Liebe Interessierte am Nach-Denk-Brief!
Liebe Freundinnen und Freunde!

Geh aus mein Herz und suche Freud!

Das Psychotherapeutenlied heißt es im Spaß unter den KirchenmusikerInnen. (Suche Freud) Was schnell gesagt als Witz gemeint ist, spiegelt aber eine tiefe Weisheit wider.
Paul Gerhardt schrieb das Lied in schwersten Zeiten, 1653, knapp nach dem großen Krieg und vielen persönlichen Schicksalsschlägen.

Es besingt die Schönheit der Natur, das neue Aufleben des Sommers, die große Vielfalt der Schöpfung.
Es besingt aber auch den Sommer der Ewigkeit, von dem die früheren Dichter und Sänger wussten, wie in dem Lied von Johann Walter:

Herzlich tut mich erfreuen die liebe Sommerzeit, wenn Gott wird schön erneuen alles zur Ewigkeit.

Das Lied, das zu den bekanntesten Liedern aus unserem Gesangbuch zählt, wird oft auch bei Beerdigungen gesungen, weil der Ausblick ins ewige Leben einen so wichtigen Aspekt in der Dichtung Paul Gerhardts und vor allem in diesem Lied einnimmt.
Was will doch wohl nach dieser Welt dort in dem reichen Himmelszelt und güldnen Schlosse werden. Strophe 9 oder in Strophe 10:
Welch hohe Lust, welch heller Schein wird wohl in Christi Garten sein! O wär ich da! O stünd ich schon, ach süßer Gott, vor deinem Thron 
(11) Gib, dass der Sommer deiner Gnad in meiner Seele früh und spat viel Glaubensfrüchte ziehe. (13)
Erwähle mich zum Paradeis und lass mich bis zur letzten Reis an Leib und Seele grünen. 
(15)

Im „Wegsingen“ der Sorgen, der Ängste und des Schmerzes kanndieses Lied tatsächlich therapeutische Wirkungen haben. Dabei geht es nicht um das Kleinreden oder gar das Wegleugnen. Paul Gerhardt kann fast haltlos loben und preisen, das Leben besingen, und die Schönheit preisen.

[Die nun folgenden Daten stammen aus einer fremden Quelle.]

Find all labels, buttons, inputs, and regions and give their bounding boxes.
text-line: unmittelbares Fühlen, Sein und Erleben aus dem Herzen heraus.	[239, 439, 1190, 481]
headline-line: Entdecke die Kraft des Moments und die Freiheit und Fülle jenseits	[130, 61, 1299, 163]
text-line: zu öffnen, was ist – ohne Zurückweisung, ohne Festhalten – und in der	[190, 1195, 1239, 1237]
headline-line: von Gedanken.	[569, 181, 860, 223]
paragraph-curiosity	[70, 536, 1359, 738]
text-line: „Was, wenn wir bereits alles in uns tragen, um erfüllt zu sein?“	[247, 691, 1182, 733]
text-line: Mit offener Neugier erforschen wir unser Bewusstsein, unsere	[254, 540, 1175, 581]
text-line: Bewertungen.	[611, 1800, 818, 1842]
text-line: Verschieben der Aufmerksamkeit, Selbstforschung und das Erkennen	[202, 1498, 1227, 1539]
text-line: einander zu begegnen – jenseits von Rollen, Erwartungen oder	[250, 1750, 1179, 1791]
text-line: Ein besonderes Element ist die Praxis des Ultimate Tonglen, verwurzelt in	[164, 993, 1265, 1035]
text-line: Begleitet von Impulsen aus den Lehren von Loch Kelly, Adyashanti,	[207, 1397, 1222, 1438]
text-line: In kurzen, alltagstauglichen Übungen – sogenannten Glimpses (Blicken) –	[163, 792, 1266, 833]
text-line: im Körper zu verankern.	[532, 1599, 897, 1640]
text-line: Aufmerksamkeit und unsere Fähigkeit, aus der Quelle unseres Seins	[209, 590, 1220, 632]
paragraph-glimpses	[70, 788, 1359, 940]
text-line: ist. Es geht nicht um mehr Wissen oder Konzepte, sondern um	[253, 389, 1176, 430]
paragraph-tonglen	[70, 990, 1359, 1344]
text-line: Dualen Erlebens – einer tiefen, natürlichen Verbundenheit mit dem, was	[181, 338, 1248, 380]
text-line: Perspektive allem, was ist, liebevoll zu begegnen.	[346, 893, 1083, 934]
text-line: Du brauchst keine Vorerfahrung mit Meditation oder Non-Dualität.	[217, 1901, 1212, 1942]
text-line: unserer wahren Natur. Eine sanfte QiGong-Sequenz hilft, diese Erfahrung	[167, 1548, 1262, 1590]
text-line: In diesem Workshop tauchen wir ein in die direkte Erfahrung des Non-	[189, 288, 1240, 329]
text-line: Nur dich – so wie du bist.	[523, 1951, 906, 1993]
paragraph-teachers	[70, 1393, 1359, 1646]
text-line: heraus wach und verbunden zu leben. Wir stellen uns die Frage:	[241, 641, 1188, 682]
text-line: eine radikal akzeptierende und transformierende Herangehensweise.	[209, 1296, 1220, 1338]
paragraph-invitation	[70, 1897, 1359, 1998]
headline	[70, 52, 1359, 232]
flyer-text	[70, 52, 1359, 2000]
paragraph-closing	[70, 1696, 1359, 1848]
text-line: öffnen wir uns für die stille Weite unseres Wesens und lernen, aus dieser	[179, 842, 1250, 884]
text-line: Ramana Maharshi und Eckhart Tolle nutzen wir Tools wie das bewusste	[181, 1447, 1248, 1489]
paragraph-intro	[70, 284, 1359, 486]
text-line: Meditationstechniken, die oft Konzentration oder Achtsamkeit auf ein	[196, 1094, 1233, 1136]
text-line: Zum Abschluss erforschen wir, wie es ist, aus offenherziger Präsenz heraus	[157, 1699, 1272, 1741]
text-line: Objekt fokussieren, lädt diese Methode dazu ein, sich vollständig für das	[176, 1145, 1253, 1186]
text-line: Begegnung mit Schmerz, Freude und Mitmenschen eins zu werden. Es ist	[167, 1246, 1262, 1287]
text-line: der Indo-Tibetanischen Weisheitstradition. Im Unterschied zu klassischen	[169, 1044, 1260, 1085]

Und dennoch kann er dafür aufmerksam sein, dass daneben, und zwar wirklich ganz dicht daneben, der Tod lauert.

Die Rituale der Sommersonnenwende machen Ähnliches deutlich.

Mit dem Feuer bitten die Menschen um eine gute Ernte und damit auch um den Segen Gottes für Künftiges – selbst wenn sie Gott nicht im Munde führen.

Übers Feuer zu springen, gehört natürlich auch zu dem Fest, es soll Unheil abwenden und böse Dinge jeder Art, es soll also apotropäische Wirkung haben. So nebenbei war es auch eine Mutprobe für die jungen Männer. Diese haben in früheren Zeiten vorher im Tanz mit aphrodisierenden Kräutern um die Hüfte Mut und Kraft geschöpft für so manche Aufgabe. Ebenso sollten die Blütenkränze der Mädchen heilend und stärkend wirken.

Schicken wir unser Herz hinaus, damit es Freude und Glück und reichlich Segen einhole im nun begonnenen Sommer!